Очевидно, что не сам факт случайного нахождения рядом нескольких индивидов приобретает характер организованной толпы. Тысяча человек, случайно собравшихся в общественном месте без какой-либо определенной цели, ни в коем случае не является толпой с психологической точки зрения. Чтобы приобрести особые характеристики такой толпы, необходимо влияние определенных предрасполагающих причин, природу которых нам предстоит определить.
Исчезновение сознания личности и поворот чувств и мыслей в определенном направлении, которые являются первичными характеристиками толпы, собирающейся стать организованной, не всегда предполагают одновременное присутствие нескольких человек на одном месте. Тысячи изолированных друг от друга индивидов могут в определенные моменты и под влиянием определенных бурных эмоций - таких, например, как великое национальное событие, - приобретать черты психологической толпы. В этом случае будет достаточно , чтобы случай свел их вместе, чтобы их действия сразу же приобрели характеристики, свойственные действиям толпы. В определенные моменты полдюжины мужчин могут составлять психологическую толпу, чего не может произойти в случае сотен мужчин, собравшихся вместе случайно.

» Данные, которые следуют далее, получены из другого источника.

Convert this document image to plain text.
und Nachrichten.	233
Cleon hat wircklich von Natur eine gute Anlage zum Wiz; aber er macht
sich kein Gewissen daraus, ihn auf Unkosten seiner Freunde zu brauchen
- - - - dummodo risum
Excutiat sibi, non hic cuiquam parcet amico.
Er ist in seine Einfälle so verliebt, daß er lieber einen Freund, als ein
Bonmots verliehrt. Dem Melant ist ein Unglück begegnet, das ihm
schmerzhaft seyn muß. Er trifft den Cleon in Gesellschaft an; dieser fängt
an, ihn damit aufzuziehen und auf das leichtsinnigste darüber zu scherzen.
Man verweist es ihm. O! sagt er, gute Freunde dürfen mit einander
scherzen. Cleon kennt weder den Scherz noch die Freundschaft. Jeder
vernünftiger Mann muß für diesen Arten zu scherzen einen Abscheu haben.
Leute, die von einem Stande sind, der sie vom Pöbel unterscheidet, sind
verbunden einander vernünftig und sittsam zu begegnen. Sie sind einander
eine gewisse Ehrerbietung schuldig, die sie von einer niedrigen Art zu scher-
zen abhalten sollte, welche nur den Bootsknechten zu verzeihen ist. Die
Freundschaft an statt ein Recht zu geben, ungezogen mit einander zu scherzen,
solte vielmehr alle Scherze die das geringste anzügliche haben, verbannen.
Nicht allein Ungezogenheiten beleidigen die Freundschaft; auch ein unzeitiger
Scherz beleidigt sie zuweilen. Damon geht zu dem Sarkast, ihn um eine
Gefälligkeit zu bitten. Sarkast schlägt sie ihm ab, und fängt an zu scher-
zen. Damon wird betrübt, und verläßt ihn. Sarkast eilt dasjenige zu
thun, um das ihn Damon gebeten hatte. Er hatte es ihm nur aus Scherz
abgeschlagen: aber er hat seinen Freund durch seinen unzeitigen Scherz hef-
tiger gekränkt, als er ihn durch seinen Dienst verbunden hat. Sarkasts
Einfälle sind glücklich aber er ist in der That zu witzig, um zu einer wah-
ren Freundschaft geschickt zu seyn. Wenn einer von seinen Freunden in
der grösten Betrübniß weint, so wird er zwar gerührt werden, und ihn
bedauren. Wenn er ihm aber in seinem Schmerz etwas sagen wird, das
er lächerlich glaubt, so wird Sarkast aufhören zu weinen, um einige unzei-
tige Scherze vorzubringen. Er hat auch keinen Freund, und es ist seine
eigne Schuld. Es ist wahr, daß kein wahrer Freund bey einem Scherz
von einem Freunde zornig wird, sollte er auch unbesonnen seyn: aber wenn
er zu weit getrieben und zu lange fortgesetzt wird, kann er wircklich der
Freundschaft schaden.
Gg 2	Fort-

С другой стороны, целая нация, несмотря на отсутствие видимого скопления, может стать толпой под воздействием определенных влияний.
Психологическая толпа, однажды сформировавшись, приобретает некоторые предварительные, но определяемые общие характеристики. К этим общим характеристикам примыкают конкретные, которые варьируются в зависимости от элементов, из которых состоит толпа, и могут изменять ее психическую конституцию. Психологические толпы, таким образом, поддаются классификации; и когда мы займемся этим вопросом, мы увидим, что гетерогенная толпа - то есть толпа, состоящая из разнородных элементов - имеет некоторые общие характеристики с гомогенными толпами - то есть с толпами, состоящими из элементов, более или менее близких (секты, касты, классы) - и рядом с этими общими характеристиками особенности, которые позволяют различать эти два вида толп.
Но прежде чем приступить к рассмотрению различных категорий толпы, мы должны прежде всего изучить общие для всех них характеристики. Мы будем работать подобно натуралисту, который начинает с описания общих характеристик, присущих всем членам семейства, а затем переходит к рассмотрению конкретных характеристик, позволяющих различать роды и виды, входящие в это семейство.
Нелегко точно описать разум толпы, поскольку его организация варьируется не только в зависимости от расы и состава, но и от характера и интенсивности возбуждающих причин, которым подвергаются толпы. Та же трудность, однако, возникает и при психологическом изучении отдельного человека. Только в романах можно обнаружить, что люди проходят через всю свою жизнь с неизменным характером. Только однообразие среды создает кажущееся однообразие характеров. В другом месте я показал, что все психические конституции содержат возможности характера, которые могут проявиться в результате внезапной смены обстановки. Это объясняет, почему среди самых диких членов французского
В конвенте были найдены незлобивые граждане, которые при обычных обстоятельствах могли бы стать мирными нотариусами или добродетельными магистратами. Буря миновала, и они вернулись к своему обычному характеру тихих, законопослушных граждан. Наполеон нашел среди них своих самых послушных слуг.